Of course, we could go with industrial world tradition, and put everyone somewhere else.  Palestine is too small, and anyway, Israel is already building enough settlements there to use up all the available space.  Puerto Rico has as much room as NYC, but it’s technically part of the US (Territory?  Colony?  Never mind.)  Same goes for Akhazia, which may or may not be part of Georgia by the time we decide.

It looks like it’s New York City.  Too bad; the rent for a square meter there is already as high as a mortgage elsewhere, and just wait till Donald Trump gets wind of this.

Damn that Galileo!

I find myself thinking about Galileo, for no apparent reason, and his famous Tower of Pisa experiment, which he may or may not have actually performed.  You know the one: dropping two balls of unequal mass simultaneously to show that acceleration due to gravity is independent of mass.  In short, the two unequal balls arrive at the earth at the same time.  In physics, this is an example of what is known as the Weak Equivalence Principle (WEP), which I point out only for the pleasure of using such a silly term.

Despite being undeniably true, this is, to me, counterintuitive.  Think of the implications.  Suppose you are in the vacuum of space, maybe took a wrong turn on the way to the coffee shop, or something.  About ten feet away is a softball.  According to the WEP, you and the softball will move towards each other at exactly the same rate as you and the earth, if it were ten feet away.  Lucky for you, though, the damage inflicted by the softball will be considerably less than that inflicted by the earth in a similar situation.  Okay, the softball is much smaller and has much less mass than the earth, so what’s my point?

Let’s substitute something else for the softball, say, the moon.  By the magic of imagination, retracing your steps to see how you missed the coffee shop, you find yourself ten feet from the moon.  Once again, you and the moon move together at that same rate, independent of mass.  This time, though, you will definitely feel something when you finally make contact, because the moon is much, much bigger than a softball.  (Never thought you’d see that phrase in print, did you?)

We’ve all seen that footage of Neil Armstrong bouncing about on the moon.  I love that little tune that he sings, by the way.  Anyhow, it’s apparent that jumping that high on earth would result in much more jarring to the body.  But the moon, though smaller than the earth, is easily sufficiently massive to stop you cold when you hit it.  Remember, starting at ten feet away, you will strike the surface of the moon at exactly the same speed as you would on earth, coming to a full and immediate stop in both cases, or as close to full and immediate as measurable.  So why is there more damage to your poor, unsuspecting body when you do it on earth?

I remember reading a variation on this question years ago, in some “Ask the Scientist” thingie: if two cars of identical mass collide, how is the force different from one of those cars hitting a stationary wall?  Mr.

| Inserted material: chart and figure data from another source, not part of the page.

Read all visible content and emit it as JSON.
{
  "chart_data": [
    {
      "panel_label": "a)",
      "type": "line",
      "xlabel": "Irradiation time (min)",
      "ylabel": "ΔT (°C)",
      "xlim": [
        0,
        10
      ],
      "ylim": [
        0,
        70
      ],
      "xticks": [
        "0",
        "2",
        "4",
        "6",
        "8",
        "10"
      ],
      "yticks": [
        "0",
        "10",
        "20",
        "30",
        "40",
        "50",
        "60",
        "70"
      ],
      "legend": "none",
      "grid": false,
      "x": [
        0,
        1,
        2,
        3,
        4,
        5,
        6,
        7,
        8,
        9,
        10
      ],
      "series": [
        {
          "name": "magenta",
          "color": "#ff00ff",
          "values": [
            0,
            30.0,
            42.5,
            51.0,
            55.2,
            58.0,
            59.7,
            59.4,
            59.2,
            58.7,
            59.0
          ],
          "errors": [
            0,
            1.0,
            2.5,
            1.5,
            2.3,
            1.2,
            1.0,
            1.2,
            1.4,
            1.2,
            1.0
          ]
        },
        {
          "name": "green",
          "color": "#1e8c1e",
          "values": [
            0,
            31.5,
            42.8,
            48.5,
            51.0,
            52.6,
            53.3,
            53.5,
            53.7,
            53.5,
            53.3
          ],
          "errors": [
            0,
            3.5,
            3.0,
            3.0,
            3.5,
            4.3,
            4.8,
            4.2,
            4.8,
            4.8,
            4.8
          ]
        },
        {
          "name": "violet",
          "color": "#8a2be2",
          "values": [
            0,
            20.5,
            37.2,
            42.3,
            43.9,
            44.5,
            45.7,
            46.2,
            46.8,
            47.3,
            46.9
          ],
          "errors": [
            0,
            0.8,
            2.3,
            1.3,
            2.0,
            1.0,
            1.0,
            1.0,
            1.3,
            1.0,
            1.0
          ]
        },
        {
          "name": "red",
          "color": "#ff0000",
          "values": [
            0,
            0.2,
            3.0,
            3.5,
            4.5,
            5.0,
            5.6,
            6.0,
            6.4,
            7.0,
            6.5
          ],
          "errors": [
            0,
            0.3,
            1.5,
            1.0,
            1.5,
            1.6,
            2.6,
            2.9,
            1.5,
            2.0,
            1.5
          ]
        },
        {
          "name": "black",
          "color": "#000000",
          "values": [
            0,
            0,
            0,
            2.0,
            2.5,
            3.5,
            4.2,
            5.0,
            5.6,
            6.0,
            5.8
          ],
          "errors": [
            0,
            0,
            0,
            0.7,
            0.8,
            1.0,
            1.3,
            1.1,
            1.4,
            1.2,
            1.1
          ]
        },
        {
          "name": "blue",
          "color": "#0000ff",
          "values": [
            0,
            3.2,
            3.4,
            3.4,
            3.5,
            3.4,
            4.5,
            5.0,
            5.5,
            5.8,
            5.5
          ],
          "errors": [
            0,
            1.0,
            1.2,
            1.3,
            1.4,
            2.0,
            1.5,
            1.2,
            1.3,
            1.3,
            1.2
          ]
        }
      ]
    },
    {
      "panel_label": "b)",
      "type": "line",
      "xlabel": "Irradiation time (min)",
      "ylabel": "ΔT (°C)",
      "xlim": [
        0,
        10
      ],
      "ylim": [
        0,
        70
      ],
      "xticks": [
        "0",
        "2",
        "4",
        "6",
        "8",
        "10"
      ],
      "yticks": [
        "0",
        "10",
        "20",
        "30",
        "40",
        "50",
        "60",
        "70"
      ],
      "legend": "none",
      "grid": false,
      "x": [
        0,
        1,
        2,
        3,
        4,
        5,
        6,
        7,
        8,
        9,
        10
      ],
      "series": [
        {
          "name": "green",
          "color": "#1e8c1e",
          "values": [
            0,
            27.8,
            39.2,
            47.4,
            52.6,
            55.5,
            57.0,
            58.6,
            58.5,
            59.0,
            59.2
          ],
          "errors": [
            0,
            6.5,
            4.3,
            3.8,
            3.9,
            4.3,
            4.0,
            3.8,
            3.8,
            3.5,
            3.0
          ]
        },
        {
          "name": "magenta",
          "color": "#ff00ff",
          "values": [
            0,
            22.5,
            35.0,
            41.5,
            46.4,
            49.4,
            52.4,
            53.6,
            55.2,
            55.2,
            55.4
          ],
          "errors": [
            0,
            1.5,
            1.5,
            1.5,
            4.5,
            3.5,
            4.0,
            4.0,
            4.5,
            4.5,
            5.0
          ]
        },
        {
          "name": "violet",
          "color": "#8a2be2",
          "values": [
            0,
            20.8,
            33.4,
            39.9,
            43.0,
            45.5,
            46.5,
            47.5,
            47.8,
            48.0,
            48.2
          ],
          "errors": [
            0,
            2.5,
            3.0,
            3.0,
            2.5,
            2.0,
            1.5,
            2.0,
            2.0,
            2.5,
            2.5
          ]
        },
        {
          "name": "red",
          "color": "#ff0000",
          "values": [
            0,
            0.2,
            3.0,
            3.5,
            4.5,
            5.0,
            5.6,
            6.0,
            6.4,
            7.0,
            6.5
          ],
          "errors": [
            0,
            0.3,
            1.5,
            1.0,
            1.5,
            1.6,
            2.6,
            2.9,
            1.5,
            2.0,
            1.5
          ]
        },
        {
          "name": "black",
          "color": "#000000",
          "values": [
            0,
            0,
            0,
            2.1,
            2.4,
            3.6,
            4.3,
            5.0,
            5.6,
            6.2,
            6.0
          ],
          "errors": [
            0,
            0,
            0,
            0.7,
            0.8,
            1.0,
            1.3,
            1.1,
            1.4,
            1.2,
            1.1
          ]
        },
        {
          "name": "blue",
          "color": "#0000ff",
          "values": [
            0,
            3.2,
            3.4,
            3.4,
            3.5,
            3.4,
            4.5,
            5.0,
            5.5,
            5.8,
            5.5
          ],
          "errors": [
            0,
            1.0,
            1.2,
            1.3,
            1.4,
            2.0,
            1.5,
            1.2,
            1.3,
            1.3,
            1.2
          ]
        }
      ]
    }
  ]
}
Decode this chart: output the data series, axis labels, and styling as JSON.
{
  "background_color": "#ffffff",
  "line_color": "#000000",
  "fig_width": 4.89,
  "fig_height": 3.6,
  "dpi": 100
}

Scientist, no doubt sighing inwardly, patiently explained that it had to do with the momentum of both masses.  To get the same force with just the one car, it would have to be going twice as fast, and even the thickest of us can see the difference there.  But what if you substitute a mountain for the wall?  Or drop the car from a sufficient height so that it’s going the same speed at impact as in the collision with the wall?  Even double the speed, to take account of the second car?

Or jump off a ten foot platform on the moon?

Don’t mind me; I still can’t see why levers work; and don’t even bring up pulleys.